Em maio deste ano, uma foca numa praia popular na Cidade do Cabo, África do Sul, bit cinco surfistas em questão de minutos. Os surfistas riram disso com a indiferença característica, mas os especialistas em focas estavam preocupados porque esse comportamento extremamente incomum parecia parte do que estava se tornando um padrão.

Seis dias antes, do outro lado da cidade, uma foca apareceu com ferimentos faciais horríveis que só poderiam ter sido causados ​​por um animal extremamente agressivo.

A partir do final de 2021, as autoridades notaram com preocupação um aumento na agressão de focas. Enquanto a maioria das focas continuou a ignorar as pessoas, alguns animais aparentemente “perturbados” começaram a morder pessoas ou outros animais sem provocação.

“Embora o comportamento parecesse ‘raivoso’, o nosso melhor conhecimento científico era que as focas não contraem raiva”, diz a Dra. Tess Gridley, diretora fundadora da Busca no Maruma ONG especializada em pesquisa de mamíferos marinhos.

Após os ataques de maio, conforme a especulação pública aumentava, foi tomada a decisão de enviar quatro focas (as duas mencionadas anteriormente e outras duas) para testes de raiva. “Estávamos desesperadamente esperando que não fosse raiva”, diz Gridley.

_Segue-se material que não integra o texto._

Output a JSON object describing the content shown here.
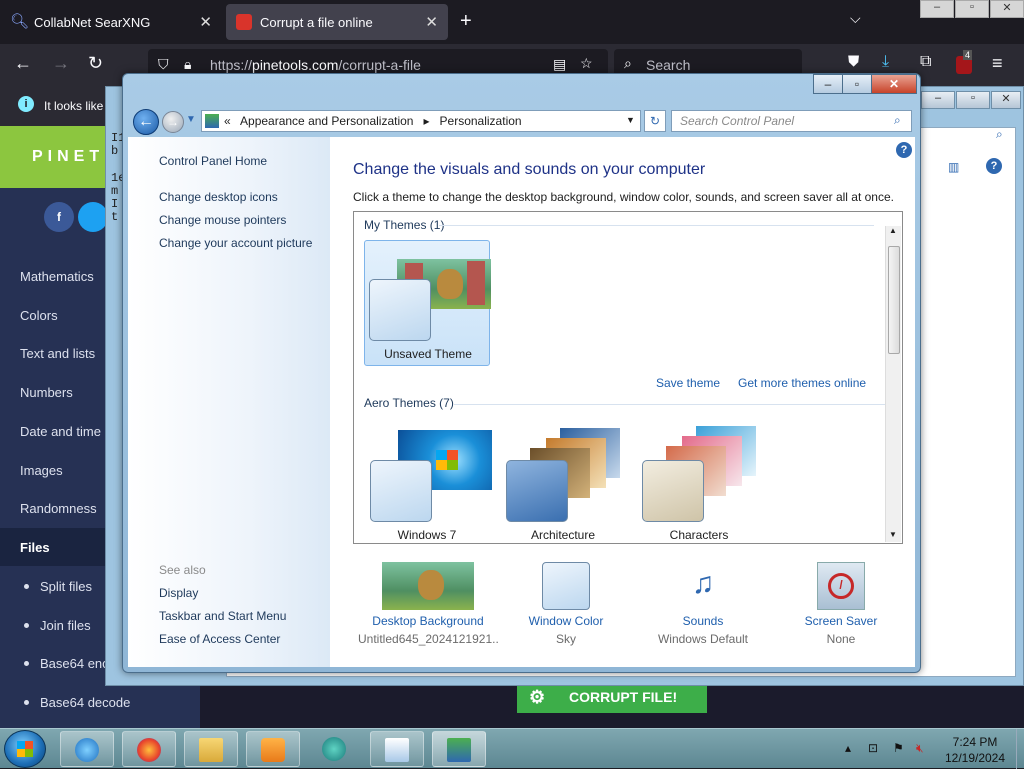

A resposta foi chocante: três dessas quatro focas testaram positivo para raiva. O número aumentou para 17 desde então.

Focas saudáveis ​​se reúnem em uma praia na África do Sul. Em maio, uma foca em uma praia popular da Cidade do Cabo mordeu cinco surfistas em questão de minutos [Courtesy of Sea Search]

Qual é o estado atual do surto?

No momento em que este artigo foi escrito, 17 focas ao longo de um trecho de 650 km (404 milhas) de litoral entre a Cidade do Cabo e a Baía de Plettenberg testaram positivo para raiva. Alguns desses testes positivos vieram de animais sacrificados por seu comportamento agressivo desde que o primeiro caso foi confirmado, enquanto outros derivam de testes retrospectivos de 130 espécimes biobancados (preservados) pela Sea Search como parte de uma investigação não relacionada nos últimos três anos. O número de casos positivos — tanto de testes retrospectivos quanto futuros — certamente aumentará.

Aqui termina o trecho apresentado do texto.